Interestingly, this narrative is eroding, as women’s enrollment in higher education has increased nearly twice as fast as male enrollment over the last four decades. Increased equity and access to education, enhanced income potential, the international thrust to narrow down the gender gap at all levels of education have fostered this change.
Winds of equity in higher education: Global perspective
Today, women constitute the majority of higher education students in 114 countries, as per the report published by IIE.
The uptick in women’s enrollment in higher education has also increased their global academic mobility, albeit at a sluggish pace.
According to a study1, 48 percent of women pursued higher education abroad in 2012, up from 44 percent in 1999.
Although the data available is sparse, which helps us understand the intentions, motivations, and challenges of prospective female international students, certain push and pull factors have been identified that motivate women to study abroad.
These factors are primarily driven by the region, socio-cultural, and socio-economic factors.
Economic growth is a significant accelerant of gender equity. Middle-income countries’ economic development has been a powerful influence in boosting student outbound mobility.
In Asia, China and India have emerged as significant examples of the link between economic growth and greater enrollment of female students in higher education, both domestically and internationally.
Another critical factor that drives women to pursue higher education abroad is the socio-cultural constructs in their home country that deprive them of the opportunity to pursue a degree of their choice.
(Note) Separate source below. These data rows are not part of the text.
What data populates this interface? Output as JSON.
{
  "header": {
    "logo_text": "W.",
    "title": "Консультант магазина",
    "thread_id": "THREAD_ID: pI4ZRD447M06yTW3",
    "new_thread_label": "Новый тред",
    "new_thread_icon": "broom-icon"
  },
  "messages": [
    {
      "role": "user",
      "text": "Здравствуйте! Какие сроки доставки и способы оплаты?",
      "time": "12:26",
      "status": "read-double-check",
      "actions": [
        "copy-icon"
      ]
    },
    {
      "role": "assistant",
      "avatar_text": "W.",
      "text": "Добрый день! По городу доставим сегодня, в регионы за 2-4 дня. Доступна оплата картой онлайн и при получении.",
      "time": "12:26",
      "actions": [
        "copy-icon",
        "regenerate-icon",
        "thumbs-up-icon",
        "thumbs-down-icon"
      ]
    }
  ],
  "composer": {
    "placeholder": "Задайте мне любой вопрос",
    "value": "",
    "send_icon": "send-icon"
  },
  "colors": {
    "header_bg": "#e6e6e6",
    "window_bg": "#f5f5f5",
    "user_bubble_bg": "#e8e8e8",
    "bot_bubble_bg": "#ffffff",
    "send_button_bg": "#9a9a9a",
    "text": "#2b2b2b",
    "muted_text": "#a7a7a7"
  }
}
For example, in traditional societies, the gender stereotype related to STEM education discourages women from pursuing science, technology, engineering, and mathematics (STEM) programmes. This has prompted a large number of female students to study overseas.
Significantly, many countries have experienced cultural shifts, sometimes aided by economic booms, as in the case of China, resulting in high percentages of female education and increasing labor-force participation domestically.
Women are gaining better access to education, are individually-driven, and moving abroad to pursue quality higher education.
Moving the needle in India
As per the All India Survey on Higher Education (AISHE) 2019-20, the gross enrolment ratio of female students stands at 27.3%, more than that of male students, which is 26.9%.
This indicates an overall increase of 18% in the gross enrolment ratio of female students in higher education from 2015-16 to 2019-20.
The survey findings also reveal a sharp rise in female student enrolment at MA, MCom, and MSc levels in the last five years.
India registered improvement in the Gender Parity Index (GPI) in higher education in 2019-20 by moving to 1.01 against 1.00 in 2018-19.
Improvements in GPI indicate the progress that the female student population of the eligible age group has made in terms of relative access to higher education as compared to male students.
The positive figures indicate the socio-economic mobility of Indian families that mirror enhanced opportunities for female students in higher education.
Research corroborates how the upward socio-economic mobility of families leads to an increase in the number of women students pursuing higher education overseas.
According to a study conducted to understand the relationship between gender, study abroad, and parents’ social class (proxied by education), in India, female students who hail from highly educated parental backgrounds are more likely to be “allowed” or “encouraged” to study abroad.
The study also underlined the strong relationship between women students and their mothers’ education, with 80% of female students having university-educated mothers, compared to 54% of the male students studying abroad.
The gender gap in the STEM field is acute, with less than 30% of the world’s researchers being women. This under-representation is a global phenomenon.
As per the UNESCO Institute for Statistics (UIS), women in India constituted less than 15% of the researchers in STEM. This figure is abysmal and concerning, as India tops globally in producing female STEM graduates. The paradox is stark that India has STEM graduates but not researchers.
But times are swinging, and data bears testimony to the increasing number of outbound female students studying STEM in the US, especially at the master’s level.
The Indian government is also striving to close the STEM gender gap. One significant step in this direction is the Indo-US Fellowship for women in STEMM, which provides an opportunity to Indian women scientists, engineers, and technologists to undertake collaborative research in premier institutes in the US for 3-6 months.
Leap of equity
Thus, upward economic mobility and emancipation from biased socio-cultural constructs are helping female students gain access to higher education abroad in top universities.
Further, concentrated efforts like targeted scholarships and fellowships funded by governments, multilateral organizations, and private entities have opened avenues for women to pursue higher education overseas.
However, closing the gender gap that prevails in the international mobility of female students in higher education and particularly in STEM studies will necessitate additional thrust and coordinated efforts from all stakeholders; individuals, society, and governments.